Messiaen Anne-Sophie, De Sloovere Maxime M W, Claus Paul-Emile, Vercammen Martine, Van Hoovels Lieve, Heylen Olivier, Debrabandere Johan, Vanpoucke Hilde, De Smet Dieter
From the Department of Laboratory Medicine, AZ Delta Roeselare-Menen, Roeselare, Belgium.
Department of Laboratory Medicine, AZ Sint-Jan Brugge-Oostende, Brugge, Belgium.
Am J Clin Pathol. 2017 Jun 1;147(6):611-622. doi: 10.1093/ajcp/aqx037.
Free light chain (FLC) measurement gained a lot of interest for diagnostic workup of monoclonal gammopathy.
We evaluated the performance of turbidimetric polyclonal Freelite (The Binding Site, Birmingham, UK) assays on Cobas 6000 (Roche Diagnostics, Rotkreuz, Switzerland) and nephelometric monoclonal N Latex (Siemens Healthcare Diagnostics, Marburg, Germany) assays on BN ProSpec (Dade Behring, Deerfield, IL) vs established nephelometric Freelite assays on BN ProSpec.

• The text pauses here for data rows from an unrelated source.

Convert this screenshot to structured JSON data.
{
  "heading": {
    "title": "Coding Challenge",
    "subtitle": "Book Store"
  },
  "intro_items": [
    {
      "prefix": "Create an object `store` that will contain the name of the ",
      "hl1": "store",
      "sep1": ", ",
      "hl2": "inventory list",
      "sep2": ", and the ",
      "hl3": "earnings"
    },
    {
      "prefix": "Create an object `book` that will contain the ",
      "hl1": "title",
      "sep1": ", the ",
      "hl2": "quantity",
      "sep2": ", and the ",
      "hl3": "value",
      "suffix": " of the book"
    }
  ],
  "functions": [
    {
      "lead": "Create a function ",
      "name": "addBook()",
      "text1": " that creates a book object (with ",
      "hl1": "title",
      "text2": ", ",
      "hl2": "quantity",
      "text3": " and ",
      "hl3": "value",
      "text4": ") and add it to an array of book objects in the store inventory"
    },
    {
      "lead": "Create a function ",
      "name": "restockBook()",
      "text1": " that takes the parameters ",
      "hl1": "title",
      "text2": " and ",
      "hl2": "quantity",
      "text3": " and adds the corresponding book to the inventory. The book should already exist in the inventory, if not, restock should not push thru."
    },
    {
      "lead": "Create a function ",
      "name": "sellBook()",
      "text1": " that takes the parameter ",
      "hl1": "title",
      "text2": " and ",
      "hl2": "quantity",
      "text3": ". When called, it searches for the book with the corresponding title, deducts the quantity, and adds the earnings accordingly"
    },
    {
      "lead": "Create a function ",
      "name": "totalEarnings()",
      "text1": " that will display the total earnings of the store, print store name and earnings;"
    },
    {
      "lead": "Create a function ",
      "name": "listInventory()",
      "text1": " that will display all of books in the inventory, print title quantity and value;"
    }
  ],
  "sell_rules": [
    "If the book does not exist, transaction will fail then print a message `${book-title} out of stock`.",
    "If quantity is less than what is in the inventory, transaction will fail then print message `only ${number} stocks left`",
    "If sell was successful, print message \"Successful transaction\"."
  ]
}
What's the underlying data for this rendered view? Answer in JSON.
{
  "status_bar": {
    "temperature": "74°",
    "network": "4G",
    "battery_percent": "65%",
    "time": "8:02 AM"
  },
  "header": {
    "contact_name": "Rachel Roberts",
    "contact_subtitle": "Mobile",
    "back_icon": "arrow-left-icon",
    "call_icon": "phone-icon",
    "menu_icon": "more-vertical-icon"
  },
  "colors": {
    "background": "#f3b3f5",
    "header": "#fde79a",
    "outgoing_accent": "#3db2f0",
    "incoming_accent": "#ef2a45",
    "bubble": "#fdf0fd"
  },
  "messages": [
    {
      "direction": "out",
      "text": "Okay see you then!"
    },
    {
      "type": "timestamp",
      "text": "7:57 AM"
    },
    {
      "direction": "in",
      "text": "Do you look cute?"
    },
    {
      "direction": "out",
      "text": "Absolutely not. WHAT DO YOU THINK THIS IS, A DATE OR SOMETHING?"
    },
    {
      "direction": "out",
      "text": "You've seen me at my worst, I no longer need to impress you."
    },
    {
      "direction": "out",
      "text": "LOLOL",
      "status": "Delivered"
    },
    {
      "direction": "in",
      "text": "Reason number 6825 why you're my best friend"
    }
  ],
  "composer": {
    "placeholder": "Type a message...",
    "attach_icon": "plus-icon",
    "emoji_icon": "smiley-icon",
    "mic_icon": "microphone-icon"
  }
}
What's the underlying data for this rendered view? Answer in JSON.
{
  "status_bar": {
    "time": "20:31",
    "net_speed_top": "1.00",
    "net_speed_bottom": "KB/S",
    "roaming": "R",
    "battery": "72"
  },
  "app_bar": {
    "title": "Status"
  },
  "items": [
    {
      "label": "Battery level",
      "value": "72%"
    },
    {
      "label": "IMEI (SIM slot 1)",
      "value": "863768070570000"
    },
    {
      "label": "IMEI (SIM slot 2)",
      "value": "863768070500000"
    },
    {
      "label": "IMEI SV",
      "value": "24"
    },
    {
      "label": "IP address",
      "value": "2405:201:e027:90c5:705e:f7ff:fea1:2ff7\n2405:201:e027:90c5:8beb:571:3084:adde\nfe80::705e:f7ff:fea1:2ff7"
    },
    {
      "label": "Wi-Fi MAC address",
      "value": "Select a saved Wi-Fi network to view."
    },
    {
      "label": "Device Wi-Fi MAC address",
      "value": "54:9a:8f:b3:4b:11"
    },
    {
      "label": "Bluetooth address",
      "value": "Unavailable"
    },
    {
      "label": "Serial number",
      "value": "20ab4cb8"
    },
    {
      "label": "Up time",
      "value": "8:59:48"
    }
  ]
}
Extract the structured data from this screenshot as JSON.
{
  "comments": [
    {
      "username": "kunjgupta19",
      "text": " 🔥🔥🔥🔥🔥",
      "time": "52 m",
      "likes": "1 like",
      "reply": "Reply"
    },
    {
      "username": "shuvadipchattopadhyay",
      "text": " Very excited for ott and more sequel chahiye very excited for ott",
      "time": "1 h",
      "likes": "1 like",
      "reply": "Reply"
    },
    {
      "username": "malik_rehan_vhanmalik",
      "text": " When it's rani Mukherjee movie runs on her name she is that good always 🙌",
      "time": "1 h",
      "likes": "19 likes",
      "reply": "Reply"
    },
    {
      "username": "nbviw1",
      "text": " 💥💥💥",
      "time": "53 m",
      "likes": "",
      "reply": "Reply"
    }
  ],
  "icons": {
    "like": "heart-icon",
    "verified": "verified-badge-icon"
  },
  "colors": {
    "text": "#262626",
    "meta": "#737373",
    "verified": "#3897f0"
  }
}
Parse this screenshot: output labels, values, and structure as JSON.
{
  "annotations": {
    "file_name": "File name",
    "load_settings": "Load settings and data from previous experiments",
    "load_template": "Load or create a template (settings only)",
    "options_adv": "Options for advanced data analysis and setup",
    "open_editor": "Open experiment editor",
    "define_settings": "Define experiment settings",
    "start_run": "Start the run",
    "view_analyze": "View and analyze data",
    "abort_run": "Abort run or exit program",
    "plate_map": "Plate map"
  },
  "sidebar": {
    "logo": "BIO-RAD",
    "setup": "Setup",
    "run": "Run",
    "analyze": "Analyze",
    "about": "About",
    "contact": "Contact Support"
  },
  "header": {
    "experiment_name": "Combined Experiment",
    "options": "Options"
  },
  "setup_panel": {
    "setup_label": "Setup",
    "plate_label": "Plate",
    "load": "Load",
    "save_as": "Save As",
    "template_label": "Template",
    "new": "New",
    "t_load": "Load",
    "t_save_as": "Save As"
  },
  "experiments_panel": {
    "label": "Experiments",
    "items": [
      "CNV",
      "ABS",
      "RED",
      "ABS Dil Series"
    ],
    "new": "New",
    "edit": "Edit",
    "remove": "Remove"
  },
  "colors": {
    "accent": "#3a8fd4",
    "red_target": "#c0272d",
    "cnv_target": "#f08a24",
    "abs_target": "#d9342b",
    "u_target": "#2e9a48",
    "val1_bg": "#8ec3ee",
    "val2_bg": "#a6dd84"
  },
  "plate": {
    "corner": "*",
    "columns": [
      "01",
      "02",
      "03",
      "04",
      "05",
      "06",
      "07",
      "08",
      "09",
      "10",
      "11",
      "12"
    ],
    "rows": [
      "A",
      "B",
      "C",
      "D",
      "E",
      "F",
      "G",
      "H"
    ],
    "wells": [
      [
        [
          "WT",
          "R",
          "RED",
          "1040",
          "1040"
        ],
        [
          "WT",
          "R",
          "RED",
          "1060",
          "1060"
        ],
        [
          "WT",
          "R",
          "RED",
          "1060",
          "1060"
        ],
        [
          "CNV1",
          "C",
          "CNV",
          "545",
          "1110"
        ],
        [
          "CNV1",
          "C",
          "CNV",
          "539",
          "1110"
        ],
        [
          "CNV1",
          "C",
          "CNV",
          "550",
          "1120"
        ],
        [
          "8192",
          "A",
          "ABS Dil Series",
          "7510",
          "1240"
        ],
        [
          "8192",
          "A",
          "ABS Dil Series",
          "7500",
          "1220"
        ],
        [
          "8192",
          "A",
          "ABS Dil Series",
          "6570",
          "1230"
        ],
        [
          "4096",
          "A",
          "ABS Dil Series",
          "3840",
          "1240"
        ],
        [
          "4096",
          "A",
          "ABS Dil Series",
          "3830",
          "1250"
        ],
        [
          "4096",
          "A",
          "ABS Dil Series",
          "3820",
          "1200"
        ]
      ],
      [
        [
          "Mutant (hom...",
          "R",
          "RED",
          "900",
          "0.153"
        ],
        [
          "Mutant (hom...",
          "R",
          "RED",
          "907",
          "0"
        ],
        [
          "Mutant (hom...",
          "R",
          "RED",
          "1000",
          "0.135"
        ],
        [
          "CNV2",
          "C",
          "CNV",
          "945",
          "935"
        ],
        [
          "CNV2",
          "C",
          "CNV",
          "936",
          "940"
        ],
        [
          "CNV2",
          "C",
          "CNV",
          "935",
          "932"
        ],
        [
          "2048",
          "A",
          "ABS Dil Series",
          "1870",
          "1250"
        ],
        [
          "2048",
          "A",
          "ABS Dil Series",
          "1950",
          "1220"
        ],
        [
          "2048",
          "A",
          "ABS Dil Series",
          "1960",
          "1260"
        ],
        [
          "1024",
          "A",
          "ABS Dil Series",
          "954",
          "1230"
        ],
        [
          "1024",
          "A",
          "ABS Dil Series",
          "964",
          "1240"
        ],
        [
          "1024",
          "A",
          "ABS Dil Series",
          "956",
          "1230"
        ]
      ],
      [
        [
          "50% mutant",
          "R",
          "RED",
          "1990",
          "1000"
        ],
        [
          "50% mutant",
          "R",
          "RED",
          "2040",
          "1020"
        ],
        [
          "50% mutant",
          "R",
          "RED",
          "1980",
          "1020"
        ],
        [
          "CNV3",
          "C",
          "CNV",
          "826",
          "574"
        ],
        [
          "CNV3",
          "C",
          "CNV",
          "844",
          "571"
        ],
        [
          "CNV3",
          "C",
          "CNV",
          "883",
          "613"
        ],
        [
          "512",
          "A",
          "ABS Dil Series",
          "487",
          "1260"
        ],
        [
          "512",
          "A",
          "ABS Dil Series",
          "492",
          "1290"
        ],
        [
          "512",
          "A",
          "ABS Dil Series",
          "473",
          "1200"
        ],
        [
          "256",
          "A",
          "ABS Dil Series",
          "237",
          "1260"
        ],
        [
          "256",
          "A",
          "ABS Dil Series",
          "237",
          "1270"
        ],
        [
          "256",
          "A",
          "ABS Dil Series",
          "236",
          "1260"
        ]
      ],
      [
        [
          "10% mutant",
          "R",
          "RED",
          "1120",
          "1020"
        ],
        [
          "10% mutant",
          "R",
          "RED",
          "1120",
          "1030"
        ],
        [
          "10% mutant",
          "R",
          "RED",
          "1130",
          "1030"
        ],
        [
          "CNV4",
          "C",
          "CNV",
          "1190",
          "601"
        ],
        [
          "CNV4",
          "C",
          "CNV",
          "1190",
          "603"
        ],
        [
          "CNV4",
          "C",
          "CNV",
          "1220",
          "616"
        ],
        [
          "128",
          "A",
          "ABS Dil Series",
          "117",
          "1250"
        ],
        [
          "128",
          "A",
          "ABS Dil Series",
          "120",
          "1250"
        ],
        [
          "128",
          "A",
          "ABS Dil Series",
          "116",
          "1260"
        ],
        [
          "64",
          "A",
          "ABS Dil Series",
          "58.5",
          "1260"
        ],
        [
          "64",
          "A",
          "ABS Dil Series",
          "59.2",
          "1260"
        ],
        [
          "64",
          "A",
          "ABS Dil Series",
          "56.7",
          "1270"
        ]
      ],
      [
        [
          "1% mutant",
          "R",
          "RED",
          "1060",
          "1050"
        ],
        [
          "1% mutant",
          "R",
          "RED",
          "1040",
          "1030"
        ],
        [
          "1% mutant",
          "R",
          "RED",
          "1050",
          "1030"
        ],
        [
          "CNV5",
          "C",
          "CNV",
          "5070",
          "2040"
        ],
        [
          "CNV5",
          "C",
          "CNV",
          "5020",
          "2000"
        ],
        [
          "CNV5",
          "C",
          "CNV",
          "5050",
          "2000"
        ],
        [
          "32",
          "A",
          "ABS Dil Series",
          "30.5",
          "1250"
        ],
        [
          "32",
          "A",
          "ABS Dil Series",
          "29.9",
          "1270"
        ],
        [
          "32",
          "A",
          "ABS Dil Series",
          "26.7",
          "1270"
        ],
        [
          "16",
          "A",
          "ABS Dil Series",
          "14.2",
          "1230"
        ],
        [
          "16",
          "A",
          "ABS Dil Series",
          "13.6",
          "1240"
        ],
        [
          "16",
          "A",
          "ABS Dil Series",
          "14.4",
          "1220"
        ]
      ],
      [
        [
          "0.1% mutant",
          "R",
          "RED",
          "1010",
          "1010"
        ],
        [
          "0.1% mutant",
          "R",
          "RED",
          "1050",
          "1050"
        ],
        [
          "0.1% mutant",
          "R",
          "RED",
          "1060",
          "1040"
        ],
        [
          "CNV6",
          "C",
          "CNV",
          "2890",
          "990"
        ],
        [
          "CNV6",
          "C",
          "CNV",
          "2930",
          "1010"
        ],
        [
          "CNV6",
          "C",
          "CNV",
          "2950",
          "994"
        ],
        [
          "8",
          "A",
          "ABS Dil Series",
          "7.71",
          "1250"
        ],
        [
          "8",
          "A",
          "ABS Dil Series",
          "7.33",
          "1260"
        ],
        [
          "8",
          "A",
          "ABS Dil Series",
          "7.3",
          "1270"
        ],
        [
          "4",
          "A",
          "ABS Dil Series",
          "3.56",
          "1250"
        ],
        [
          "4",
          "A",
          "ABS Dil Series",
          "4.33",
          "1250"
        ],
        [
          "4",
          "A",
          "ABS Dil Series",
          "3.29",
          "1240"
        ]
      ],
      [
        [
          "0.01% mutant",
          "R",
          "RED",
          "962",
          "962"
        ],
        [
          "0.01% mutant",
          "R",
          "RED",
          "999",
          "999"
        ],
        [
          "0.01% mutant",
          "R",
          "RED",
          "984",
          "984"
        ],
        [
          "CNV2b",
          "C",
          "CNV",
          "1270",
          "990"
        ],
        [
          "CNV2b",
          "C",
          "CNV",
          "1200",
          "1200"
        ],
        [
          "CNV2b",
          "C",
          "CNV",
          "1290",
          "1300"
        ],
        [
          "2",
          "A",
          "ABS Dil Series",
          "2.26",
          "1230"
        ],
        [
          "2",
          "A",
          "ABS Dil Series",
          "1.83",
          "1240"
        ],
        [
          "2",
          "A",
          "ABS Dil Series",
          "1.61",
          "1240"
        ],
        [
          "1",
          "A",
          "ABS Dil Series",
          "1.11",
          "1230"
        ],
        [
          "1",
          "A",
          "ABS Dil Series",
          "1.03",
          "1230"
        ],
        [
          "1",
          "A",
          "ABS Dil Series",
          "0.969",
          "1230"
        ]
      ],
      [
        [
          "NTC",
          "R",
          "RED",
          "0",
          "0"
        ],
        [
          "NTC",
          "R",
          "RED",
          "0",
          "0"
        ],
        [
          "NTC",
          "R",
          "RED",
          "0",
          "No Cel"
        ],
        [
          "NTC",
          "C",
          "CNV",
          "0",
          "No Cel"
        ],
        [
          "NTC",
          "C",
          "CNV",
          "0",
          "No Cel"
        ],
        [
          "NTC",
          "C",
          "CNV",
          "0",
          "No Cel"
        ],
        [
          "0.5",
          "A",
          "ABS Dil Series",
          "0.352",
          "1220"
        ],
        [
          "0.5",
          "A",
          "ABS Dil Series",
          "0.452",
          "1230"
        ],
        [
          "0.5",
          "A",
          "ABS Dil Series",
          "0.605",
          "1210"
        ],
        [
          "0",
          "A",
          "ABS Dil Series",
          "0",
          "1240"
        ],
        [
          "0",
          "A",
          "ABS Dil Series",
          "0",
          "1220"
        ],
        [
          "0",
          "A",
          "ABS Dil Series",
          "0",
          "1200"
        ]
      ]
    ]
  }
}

Analytical performance was acceptable. Method comparison (n = 118) showed significant proportional FLC differences for N Latex assays. However, good correlation and clinical concordance were shown. Recovery study in the low concentration range demonstrated consistent over- and underrecovery for Freelite reagents, hampering future research on prognostic value of suppressed noninvolved FLC. Antigen excess detection was successful for κ FLC in three-fourths of cases with Freelite reagents and in all cases with N Latex reagents. However, the latter resulted in underestimated κ FLC concentrations.
FLC analysis requires continuous awareness of analytical limitations. Monitoring of disease response requires FLC analysis on the same platform using the same reagents.
游离轻链(FLC)检测在单克隆丙种球蛋白病的诊断检查中备受关注。
我们评估了在Cobas 6000(罗氏诊断公司,瑞士罗特kreuz)上进行的比浊法多克隆Freelite(英国伯明翰的The Binding Site公司)检测以及在BN ProSpec(德国达德拜林公司,伊利诺伊州迪尔菲尔德)上进行的散射比浊法单克隆N Latex(西门子医疗诊断公司,德国马尔堡)检测与在BN ProSpec上既定的散射比浊法Freelite检测的性能。
分析性能可接受。方法比较(n = 118)显示N Latex检测的FLC存在显著比例差异。然而,显示出良好的相关性和临床一致性。低浓度范围内的回收率研究表明,Freelite试剂存在一致的回收率过高和过低情况,这妨碍了未来对受抑制的未受累FLC预后价值的研究。对于κ FLC,使用Freelite试剂在四分之三的病例中成功检测到抗原过量,使用N Latex试剂在所有病例中均成功检测到抗原过量。然而,后者导致κ FLC浓度被低估。
FLC分析需要持续关注分析局限性。监测疾病反应需要在同一平台上使用相同试剂进行FLC分析。